At the same time, as the income shift is happening, developing countries are urbanizing at an unprecedented rate. The US for instance only reached urbanization levels of 65% when its per capita income was around US$13, 000.
However, some developing countries, with massive populations, are reaching similar rates of urbanization with per capita income only between US$1,800-US$4,000. This may be insufficient to meet all the needs of the newly urbanized poor and/or to deal with the related discontent.
China, which is about 40% urbanized, is expected to be 73% urbanized by 2050 and India which is 30% urbanized is expected to be 55% urbanized by 2050. The pace of urbanization is happening with lower levels of income per capita. This could be a source of major internal political tension.
Urbanization itself will force states to seek paths that will lead to rapid national economic growth, which will generate new types of tensions and contradictions. The demand for internal distribution of income share will force its way into the global geopolitical sphere as the imperatives for national economic growth and stability may well intensify economic rivalry at the global level.

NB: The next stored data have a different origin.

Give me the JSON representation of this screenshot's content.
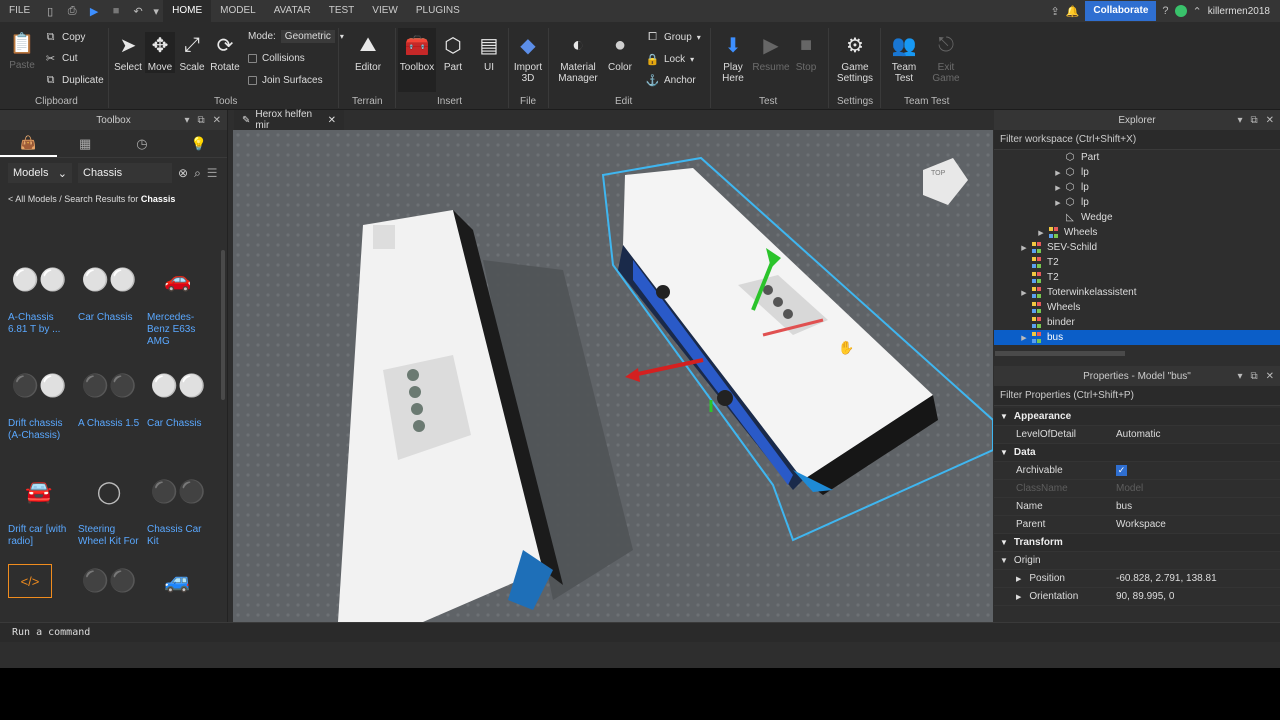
{
  "menubar": {
    "file": "FILE",
    "tabs": [
      "HOME",
      "MODEL",
      "AVATAR",
      "TEST",
      "VIEW",
      "PLUGINS"
    ],
    "collaborate": "Collabor­ate",
    "username": "killermen2018"
  },
  "ribbon": {
    "clipboard": {
      "paste": "Paste",
      "copy": "Copy",
      "cut": "Cut",
      "duplicate": "Duplicate",
      "group": "Clipboard"
    },
    "tools": {
      "select": "Select",
      "move": "Move",
      "scale": "Scale",
      "rotate": "Rotate",
      "mode_label": "Mode:",
      "mode_value": "Geometric",
      "collisions": "Collisions",
      "join_surfaces": "Join Surfaces",
      "group": "Tools"
    },
    "terrain": {
      "editor": "Editor",
      "group": "Terrain"
    },
    "insert": {
      "toolbox": "Toolbox",
      "part": "Part",
      "ui": "UI",
      "group": "Insert"
    },
    "file": {
      "import": "Import",
      "import2": "3D",
      "group": "File"
    },
    "edit": {
      "material": "Material",
      "manager": "Manager",
      "color": "Color",
      "group_btn": "Group",
      "lock": "Lock",
      "anchor": "Anchor",
      "group": "Edit"
    },
    "test": {
      "play": "Play",
      "here": "Here",
      "resume": "Resume",
      "stop": "Stop",
      "group": "Test"
    },
    "settings": {
      "game": "Game",
      "settings": "Settings",
      "group": "Settings"
    },
    "teamtest": {
      "team": "Team",
      "test": "Test",
      "exit": "Exit",
      "game": "Game",
      "group": "Team Test"
    }
  },
  "toolbox": {
    "title": "Toolbox",
    "category": "Models",
    "search_value": "Chassis",
    "breadcrumb_prefix": "< All Models / Search Results for",
    "breadcrumb_term": "Chassis",
    "items": [
      {
        "label": "A-Chassis 6.81 T by ...",
        "icon": "chassis-parts"
      },
      {
        "label": "Car Chassis",
        "icon": "chassis-parts"
      },
      {
        "label": "Mercedes-Benz E63s AMG",
        "icon": "car"
      },
      {
        "label": "Drift chassis (A-Chassis)",
        "icon": "chassis-parts"
      },
      {
        "label": "A Chassis 1.5",
        "icon": "chassis-parts"
      },
      {
        "label": "Car Chassis",
        "icon": "chassis-parts"
      },
      {
        "label": "Drift car [with radio]",
        "icon": "car"
      },
      {
        "label": "Steering Wheel Kit For",
        "icon": "steering-wheel"
      },
      {
        "label": "Chassis Car Kit",
        "icon": "chassis-parts"
      },
      {
        "label": "",
        "icon": "script"
      },
      {
        "label": "",
        "icon": "chassis-parts"
      },
      {
        "label": "",
        "icon": "car"
      }
    ]
  },
  "viewport": {
    "tab_title": "Herox helfen mir"
  },
  "explorer": {
    "title": "Explorer",
    "filter_placeholder": "Filter workspace (Ctrl+Shift+X)",
    "rows": [
      {
        "label": "Part",
        "indent": 4,
        "arrow": false,
        "icon": "part-icon",
        "selected": false
      },
      {
        "label": "lp",
        "indent": 4,
        "arrow": true,
        "icon": "part-icon",
        "selected": false
      },
      {
        "label": "lp",
        "indent": 4,
        "arrow": true,
        "icon": "part-icon",
        "selected": false
      },
      {
        "label": "lp",
        "indent": 4,
        "arrow": true,
        "icon": "part-icon",
        "selected": false
      },
      {
        "label": "Wedge",
        "indent": 4,
        "arrow": false,
        "icon": "wedge-icon",
        "selected": false
      },
      {
        "label": "Wheels",
        "indent": 3,
        "arrow": true,
        "icon": "model-icon",
        "selected": false
      },
      {
        "label": "SEV-Schild",
        "indent": 2,
        "arrow": true,
        "icon": "model-icon",
        "selected": false
      },
      {
        "label": "T2",
        "indent": 2,
        "arrow": false,
        "icon": "model-icon",
        "selected": false
      },
      {
        "label": "T2",
        "indent": 2,
        "arrow": false,
        "icon": "model-icon",
        "selected": false
      },
      {
        "label": "Toterwinkelassistent",
        "indent": 2,
        "arrow": true,
        "icon": "model-icon",
        "selected": false
      },
      {
        "label": "Wheels",
        "indent": 2,
        "arrow": false,
        "icon": "model-icon",
        "selected": false
      },
      {
        "label": "binder",
        "indent": 2,
        "arrow": false,
        "icon": "model-icon",
        "selected": false
      },
      {
        "label": "bus",
        "indent": 2,
        "arrow": true,
        "icon": "model-icon",
        "selected": true
      }
    ]
  },
  "properties": {
    "title": "Properties - Model \"bus\"",
    "filter_placeholder": "Filter Properties (Ctrl+Shift+P)",
    "rows": [
      {
        "type": "cat",
        "key": "Appearance",
        "value": ""
      },
      {
        "type": "prop",
        "key": "LevelOfDetail",
        "value": "Automatic"
      },
      {
        "type": "cat",
        "key": "Data",
        "value": ""
      },
      {
        "type": "check",
        "key": "Archivable",
        "value": ""
      },
      {
        "type": "dis",
        "key": "ClassName",
        "value": "Model"
      },
      {
        "type": "prop",
        "key": "Name",
        "value": "bus"
      },
      {
        "type": "prop",
        "key": "Parent",
        "value": "Workspace"
      },
      {
        "type": "cat",
        "key": "Transform",
        "value": ""
      },
      {
        "type": "sub",
        "key": "Origin",
        "value": ""
      },
      {
        "type": "sub2",
        "key": "Position",
        "value": "-60.828, 2.791, 138.81"
      },
      {
        "type": "sub2",
        "key": "Orientation",
        "value": "90, 89.995, 0"
      }
    ]
  },
  "command_bar": {
    "placeholder": "Run a command"
  }
}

As this shift from West to East is beginning to take shape, projections of economic power are an interesting ingredient in the dynamics of power relations and will define the nature of friendships that are being fostered between states.
Relations are expected to be time-bound and expedient. In some instances, these countries will co-operate for mutual strategic advantage and in other cases they will be rivals seeking to out manoeuvre each other in the game of global power.

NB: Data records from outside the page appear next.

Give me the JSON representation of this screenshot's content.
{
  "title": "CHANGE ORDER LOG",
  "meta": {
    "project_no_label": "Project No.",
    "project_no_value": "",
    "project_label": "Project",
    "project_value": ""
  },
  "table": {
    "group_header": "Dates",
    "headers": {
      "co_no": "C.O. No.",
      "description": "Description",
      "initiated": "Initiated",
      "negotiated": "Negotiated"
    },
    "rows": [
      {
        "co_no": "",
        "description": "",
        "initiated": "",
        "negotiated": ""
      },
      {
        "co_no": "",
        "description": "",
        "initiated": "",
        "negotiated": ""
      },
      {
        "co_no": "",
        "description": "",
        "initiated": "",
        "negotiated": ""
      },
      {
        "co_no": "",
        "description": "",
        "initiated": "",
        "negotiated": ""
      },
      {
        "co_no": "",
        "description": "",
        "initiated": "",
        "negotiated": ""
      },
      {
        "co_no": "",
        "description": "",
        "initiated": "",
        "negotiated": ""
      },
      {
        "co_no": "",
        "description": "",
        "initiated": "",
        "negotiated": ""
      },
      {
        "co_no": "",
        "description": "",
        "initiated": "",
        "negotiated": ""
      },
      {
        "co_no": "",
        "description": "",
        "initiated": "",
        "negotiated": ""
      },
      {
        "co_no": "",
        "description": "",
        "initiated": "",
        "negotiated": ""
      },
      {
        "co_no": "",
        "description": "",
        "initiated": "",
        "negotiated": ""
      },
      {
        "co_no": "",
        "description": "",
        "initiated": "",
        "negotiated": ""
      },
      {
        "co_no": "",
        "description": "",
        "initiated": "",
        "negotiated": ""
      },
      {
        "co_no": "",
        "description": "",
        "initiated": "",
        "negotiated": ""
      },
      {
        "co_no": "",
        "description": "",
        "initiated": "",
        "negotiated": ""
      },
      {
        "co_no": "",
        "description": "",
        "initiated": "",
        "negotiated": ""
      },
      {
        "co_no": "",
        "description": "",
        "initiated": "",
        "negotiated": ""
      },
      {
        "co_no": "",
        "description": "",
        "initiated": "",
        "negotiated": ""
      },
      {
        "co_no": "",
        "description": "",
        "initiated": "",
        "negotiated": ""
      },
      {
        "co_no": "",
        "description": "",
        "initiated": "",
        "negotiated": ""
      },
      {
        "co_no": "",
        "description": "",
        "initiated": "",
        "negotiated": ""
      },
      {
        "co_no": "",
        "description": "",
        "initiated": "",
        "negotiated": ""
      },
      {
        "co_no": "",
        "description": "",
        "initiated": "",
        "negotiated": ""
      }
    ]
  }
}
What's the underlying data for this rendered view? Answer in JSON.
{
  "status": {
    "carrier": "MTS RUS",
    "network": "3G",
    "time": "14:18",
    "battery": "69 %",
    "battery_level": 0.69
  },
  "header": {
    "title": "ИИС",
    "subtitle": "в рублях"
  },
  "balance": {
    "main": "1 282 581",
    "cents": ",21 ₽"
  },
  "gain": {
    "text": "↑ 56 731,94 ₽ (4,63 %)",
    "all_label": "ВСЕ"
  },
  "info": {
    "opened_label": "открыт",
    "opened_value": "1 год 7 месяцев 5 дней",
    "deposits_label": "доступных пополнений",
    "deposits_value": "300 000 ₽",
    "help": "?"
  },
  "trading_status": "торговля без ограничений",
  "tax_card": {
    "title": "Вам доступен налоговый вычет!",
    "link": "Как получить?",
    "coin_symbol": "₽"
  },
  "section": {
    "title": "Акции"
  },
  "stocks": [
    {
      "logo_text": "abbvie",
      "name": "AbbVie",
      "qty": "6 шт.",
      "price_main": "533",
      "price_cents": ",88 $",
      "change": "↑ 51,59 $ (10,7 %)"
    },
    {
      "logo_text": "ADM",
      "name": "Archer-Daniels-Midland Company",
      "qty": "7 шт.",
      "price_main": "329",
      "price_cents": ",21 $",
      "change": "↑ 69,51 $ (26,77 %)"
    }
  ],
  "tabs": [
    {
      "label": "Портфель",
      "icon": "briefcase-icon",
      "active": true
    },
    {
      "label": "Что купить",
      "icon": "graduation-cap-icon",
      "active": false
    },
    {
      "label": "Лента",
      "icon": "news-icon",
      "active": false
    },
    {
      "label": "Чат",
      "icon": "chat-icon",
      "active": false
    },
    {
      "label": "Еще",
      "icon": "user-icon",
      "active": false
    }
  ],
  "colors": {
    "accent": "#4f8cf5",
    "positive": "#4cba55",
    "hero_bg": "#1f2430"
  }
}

After China annexed Tibet in 1950, India and China went on to fight a petty border war in 1962 for a strip of land in Aksai Chin considered crucial for China’s control over Tibet. The point of this is that even then when these countries are friends, they are not without rivalry and conflict.
While India and China may be in sync with each other on many global issues, they are also mutually suspicious. India’s nervousness stems from its own relations with the US, which is being countered by China’s ties with Pakistan, Nepal and Burma (where India and China both have interests in Burmese oil, gas and minerals).
National economic interests will not go without prudence. They become paramount in the context of internal challenges to manage the apportioning of wealth where disparities are of such a nature that they produce instability and conflict.
The whole sentiment on which the idea of the South, as a geographic and ideological construct is based, has to change given the nature of this income shift and the nationalistic projections of this simultaneous dalliance of friendships and rivalries within the groupings mentioned above.
A new class division is on the horizon, as the West’s presence wanes. The class division will be between rich and poor nations in the South and rich and poor citizens within the South. It is a fissure that already existed, but will become more pronounced and its true implications we do not know yet.